Remove your shoes and you can step into Lucas Samaras’ 1966 “Mirrored Room,” an infinity box in the tradition of the small mirrored boxes made since the 18th century to create illusions, and also to study the nature and psychology of reflection.

You can turn the cranks of a viewing box to shift the scenes of a painted panoramic landscape--a delightful precursor to moving pictures. You can enter a room-size, tented camera obscura on the terrace beneath the exhibitions pavilion and see an image of the Getty garden projected onto the tent’s back wall, a live, closed-circuit-style projection using the simplest of means--a dark room, a small aperture and the rays of the sun.

In the past, discovery was a central facet of entertainment.

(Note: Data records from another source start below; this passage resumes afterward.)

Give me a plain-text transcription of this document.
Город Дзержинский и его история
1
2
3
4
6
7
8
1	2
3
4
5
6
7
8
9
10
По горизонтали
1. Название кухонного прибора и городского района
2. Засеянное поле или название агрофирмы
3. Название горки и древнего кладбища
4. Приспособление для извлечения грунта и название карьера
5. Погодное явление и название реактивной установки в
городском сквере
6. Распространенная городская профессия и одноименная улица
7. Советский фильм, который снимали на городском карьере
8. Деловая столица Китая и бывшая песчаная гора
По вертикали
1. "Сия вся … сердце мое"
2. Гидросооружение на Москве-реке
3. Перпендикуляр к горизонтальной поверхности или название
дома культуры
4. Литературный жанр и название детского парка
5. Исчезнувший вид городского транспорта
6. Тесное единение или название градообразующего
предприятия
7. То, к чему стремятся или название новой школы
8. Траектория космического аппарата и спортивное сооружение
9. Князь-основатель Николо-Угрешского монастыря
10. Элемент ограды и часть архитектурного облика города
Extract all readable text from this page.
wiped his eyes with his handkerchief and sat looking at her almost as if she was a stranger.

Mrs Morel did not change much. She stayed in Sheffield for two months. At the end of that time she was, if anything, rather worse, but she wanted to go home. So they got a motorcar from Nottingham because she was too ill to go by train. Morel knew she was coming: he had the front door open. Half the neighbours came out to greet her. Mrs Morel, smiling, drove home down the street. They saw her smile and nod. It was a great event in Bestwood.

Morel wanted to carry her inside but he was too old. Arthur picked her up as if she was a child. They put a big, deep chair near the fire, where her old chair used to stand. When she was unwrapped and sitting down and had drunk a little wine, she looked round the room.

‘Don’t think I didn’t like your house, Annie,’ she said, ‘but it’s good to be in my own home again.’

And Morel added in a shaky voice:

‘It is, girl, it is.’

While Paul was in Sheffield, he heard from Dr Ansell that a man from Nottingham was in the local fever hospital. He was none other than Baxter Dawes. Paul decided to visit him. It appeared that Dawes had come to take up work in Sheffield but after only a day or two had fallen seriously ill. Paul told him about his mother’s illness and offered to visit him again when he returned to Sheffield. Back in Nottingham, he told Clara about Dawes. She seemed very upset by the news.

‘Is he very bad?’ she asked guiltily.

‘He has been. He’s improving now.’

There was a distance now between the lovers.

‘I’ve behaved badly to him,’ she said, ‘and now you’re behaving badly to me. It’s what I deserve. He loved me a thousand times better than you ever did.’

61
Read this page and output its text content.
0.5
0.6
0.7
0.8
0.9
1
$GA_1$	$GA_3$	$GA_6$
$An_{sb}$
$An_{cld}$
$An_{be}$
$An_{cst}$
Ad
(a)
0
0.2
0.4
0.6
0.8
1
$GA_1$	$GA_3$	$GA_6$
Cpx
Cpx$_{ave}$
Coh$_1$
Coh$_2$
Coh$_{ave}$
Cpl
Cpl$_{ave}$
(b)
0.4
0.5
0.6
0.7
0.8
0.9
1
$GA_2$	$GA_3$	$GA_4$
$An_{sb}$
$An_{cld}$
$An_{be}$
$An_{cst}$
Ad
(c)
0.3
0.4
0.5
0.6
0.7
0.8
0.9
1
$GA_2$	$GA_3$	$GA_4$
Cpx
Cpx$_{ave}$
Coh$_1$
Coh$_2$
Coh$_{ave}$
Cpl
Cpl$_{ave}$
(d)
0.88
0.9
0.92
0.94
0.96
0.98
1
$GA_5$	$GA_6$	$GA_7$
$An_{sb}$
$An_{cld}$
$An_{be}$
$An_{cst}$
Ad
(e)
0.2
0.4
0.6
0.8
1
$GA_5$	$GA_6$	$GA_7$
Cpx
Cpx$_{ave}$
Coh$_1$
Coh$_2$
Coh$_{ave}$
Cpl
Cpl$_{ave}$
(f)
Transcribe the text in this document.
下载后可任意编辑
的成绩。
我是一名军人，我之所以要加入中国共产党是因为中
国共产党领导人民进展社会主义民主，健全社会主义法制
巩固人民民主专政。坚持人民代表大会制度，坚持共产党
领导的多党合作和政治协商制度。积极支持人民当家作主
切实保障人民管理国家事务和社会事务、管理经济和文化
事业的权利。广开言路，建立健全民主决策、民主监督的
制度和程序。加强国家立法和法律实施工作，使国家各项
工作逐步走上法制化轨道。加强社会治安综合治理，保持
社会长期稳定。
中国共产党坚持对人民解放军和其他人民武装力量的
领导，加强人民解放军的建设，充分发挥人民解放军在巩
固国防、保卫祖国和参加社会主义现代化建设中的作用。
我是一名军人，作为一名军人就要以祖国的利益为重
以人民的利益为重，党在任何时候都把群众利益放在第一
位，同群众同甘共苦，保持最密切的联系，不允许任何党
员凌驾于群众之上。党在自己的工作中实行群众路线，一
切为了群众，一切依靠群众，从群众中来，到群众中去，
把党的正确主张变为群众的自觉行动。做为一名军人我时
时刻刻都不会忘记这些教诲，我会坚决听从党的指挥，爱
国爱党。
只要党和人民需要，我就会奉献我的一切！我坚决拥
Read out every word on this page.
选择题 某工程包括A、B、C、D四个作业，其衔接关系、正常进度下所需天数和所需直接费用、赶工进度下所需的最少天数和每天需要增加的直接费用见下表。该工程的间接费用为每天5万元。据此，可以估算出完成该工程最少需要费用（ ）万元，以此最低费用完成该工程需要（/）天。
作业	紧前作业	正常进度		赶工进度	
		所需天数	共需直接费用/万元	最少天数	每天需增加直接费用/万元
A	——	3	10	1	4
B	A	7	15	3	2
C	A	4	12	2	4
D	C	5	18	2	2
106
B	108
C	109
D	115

Re-creation and scientific investigation were not the mutually exclusive domains they are today. In 18th century Europe, every educated family would have a microscope in the drawing room. When artificial magnets began to be manufactured, they too became the rage, incorporated into tricks and scientific demonstrations. Today, leisure activities lean more heavily toward escapism than intellectual engagement, and didactic entertainment sounds like an oxymoron. But the seductive assembly in “Devices of Wonder” might open minds to some new-old possibilities.

“My greatest happiness would come if I could see a younger generation walking through the show, particularly the kids I see that work in Hollywood, understanding that they weren’t the first to create special effects. Or that computers didn’t spring up magically a couple of years ago,” Terpak says. “The concept has been with us for a long time.”

There’s also the possibility, however, that viewers might see the work in the show as quaint and decidedly obsolete.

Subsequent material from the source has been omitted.